Our findings confirmed that the minor allele of rs10830962 increased the GDM risk in a Chinese population, which is consistent with the result in the Korean population7. In a previous study, the minor allele of rs10830962 was associated with decreased fasting insulin concentrations in women with GDM7. It has been reported that this polymorphism also determines glucose-stimulated insulin secretion and plasma glucose concentrations and thus increases the type 2 diabetes mellitus (T2DM) risk in European populations19. As decreased beta-cell insulin secretory function plays a central role in both GDM and type 2 diabetes, it is conceivable that rs10830962 might affect beta-cell function in the pathogenesis of GDM. Rs10830962 is located 4.4 kb upstream of MTNR1B. Bioinformatics analyses revealed that rs10830962 is located in the functional elements of pancreatic islets and alters motif binding. Among the altered motifs, HNF1, a predominant trans-acting factor of hepatic or pancreaticbeta-cells, targets many genes involved in carbohydrate metabolism20. The binding of the HNF1 motif could directly activate beta-cell genes and directly influence glucose-stimulated insulin secretion in pancreatic beta-cells21,22. Considering these findings, we speculate that the C to G base change of rs10830962 may disturb HNF1 binding, regulate beta-cell gene expression, and thus have deleterious effects on beta-cell function. Unfortunately, we did not observe a relationship between rs10830962 and the expression of the nearest gene, MTNR1B. We observed that rs10830962 and its correlated variants were significantly associated with SNORA8 expression. These findings suggested that these SNPs were involved in the regulation of SNORA8 expression and thus contributed to the development of GDM. However, there have been no studies about the role of SNORA8 in beta-cell function or insulin secretion. Therefore, it is worth investigating the functional role of rs10830962 and SNORA8 in the pathogenesis of GDM with functional assays.
Our results differ from those of Li et al., who suggested that rs10830962 is not associated with any risk of developing GDM in pregnant Chinese women17. The lack of an association of rs10830962 with GDM in the earlier study may be attributed to the limited adjustment factors, including age and prepregnancy BMI, and a small sample size. In addition, there was no significant association between the other two SNPs (rs7754840 and rs1470579) and GDM risk in our study. Consistent with our findings, another study in pregnant Chinese women found no significant association between rs7754840 and GDM risk18, whereas studies in Korean, Caucasian and South Indian populations showed significant associations between rs7754840 and GDM risk12,16,23. This discrepancy could be due to differences in ethnicities, sample sizes and diagnostic criteria for GDM. Although have been no studies about the effect of rs1470579 on GDM risk, in one recent meta-analysis of 36 studies by Ping et al., researchers demonstrated that rs1470579 was associated with T2DM risk in Asians24. However, it was shown that rs1470579 did not predict the development of postpartum diabetes in women with GDM25.

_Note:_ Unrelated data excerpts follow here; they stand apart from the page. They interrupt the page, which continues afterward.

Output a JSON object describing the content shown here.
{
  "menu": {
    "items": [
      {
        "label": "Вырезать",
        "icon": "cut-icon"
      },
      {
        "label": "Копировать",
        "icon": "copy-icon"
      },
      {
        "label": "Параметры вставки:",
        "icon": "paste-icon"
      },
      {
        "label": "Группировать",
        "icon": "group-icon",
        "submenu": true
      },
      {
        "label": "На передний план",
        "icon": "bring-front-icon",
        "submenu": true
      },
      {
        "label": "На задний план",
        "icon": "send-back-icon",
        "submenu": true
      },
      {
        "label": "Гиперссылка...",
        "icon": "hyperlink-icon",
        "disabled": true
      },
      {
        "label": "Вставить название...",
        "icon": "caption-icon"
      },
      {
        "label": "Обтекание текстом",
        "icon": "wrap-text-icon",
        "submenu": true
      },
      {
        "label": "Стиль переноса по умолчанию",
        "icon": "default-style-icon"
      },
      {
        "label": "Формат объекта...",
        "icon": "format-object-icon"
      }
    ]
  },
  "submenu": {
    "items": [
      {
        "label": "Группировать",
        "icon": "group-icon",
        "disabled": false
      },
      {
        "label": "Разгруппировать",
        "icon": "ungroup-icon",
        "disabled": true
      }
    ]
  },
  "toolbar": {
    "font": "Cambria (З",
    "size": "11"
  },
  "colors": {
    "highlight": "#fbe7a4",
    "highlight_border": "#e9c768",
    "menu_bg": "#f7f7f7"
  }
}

In our study, we attempted to reduce the potential confounding bias. Cases and controls were matched for age and prepregnancy BMI. We adjusted for other factors, including parity, abnormal pregnancy history and family history of diabetes. Nevertheless, we did not consider other GDM-associated factors, such as food intake and physical activity26,27. Further studies are needed to assess the relationship after adjustment for these factors.
In summary, our study provides evidence that rs10830962 is significantly associated with GDM risk in pregnant Chinese women, highlighting the importance of this potentially functional variant in GDM development. Functional investigations are needed to discover the underlying mechanisms.
Materials and Methods
Study population
This study was carried out according to the guidelines in the Declaration of Helsinki and all procedures were approved by the institutional review board of Nanjing Maternity and Child Health Care Hospital. Based on a study population of over 80,000 women who attended pregnancy complications screening between March 2012 and February 2015 at the Nanjing Maternity and Child Health Care Hospital, a total of 964 GDM cases and 1,021 controls were randomly selected as previously described28. All participants were offered a glucose challenge test (GCT) at 24–28 weeks of gestation and gave written informed consent at recruitment. We excluded women who had diabetes before pregnancy from our study. GDM was defined as fasting glucose ≥5.5 mmol/L or a 2-hour plasma glucose ≥8.0 mmol/L following a 75-g oral glucose tolerance test (OGTT)29. The controls were pregnant women without diabetes or previous metabolic diseases and were frequency-matched to GDM cases on age and prepregnancy BMI. We collected participants’ demographics information, including maternal age, prepregnancy height and weight, parity, abnormal pregnancy history and family history of diabetes, from their medical records and subsequent interviews.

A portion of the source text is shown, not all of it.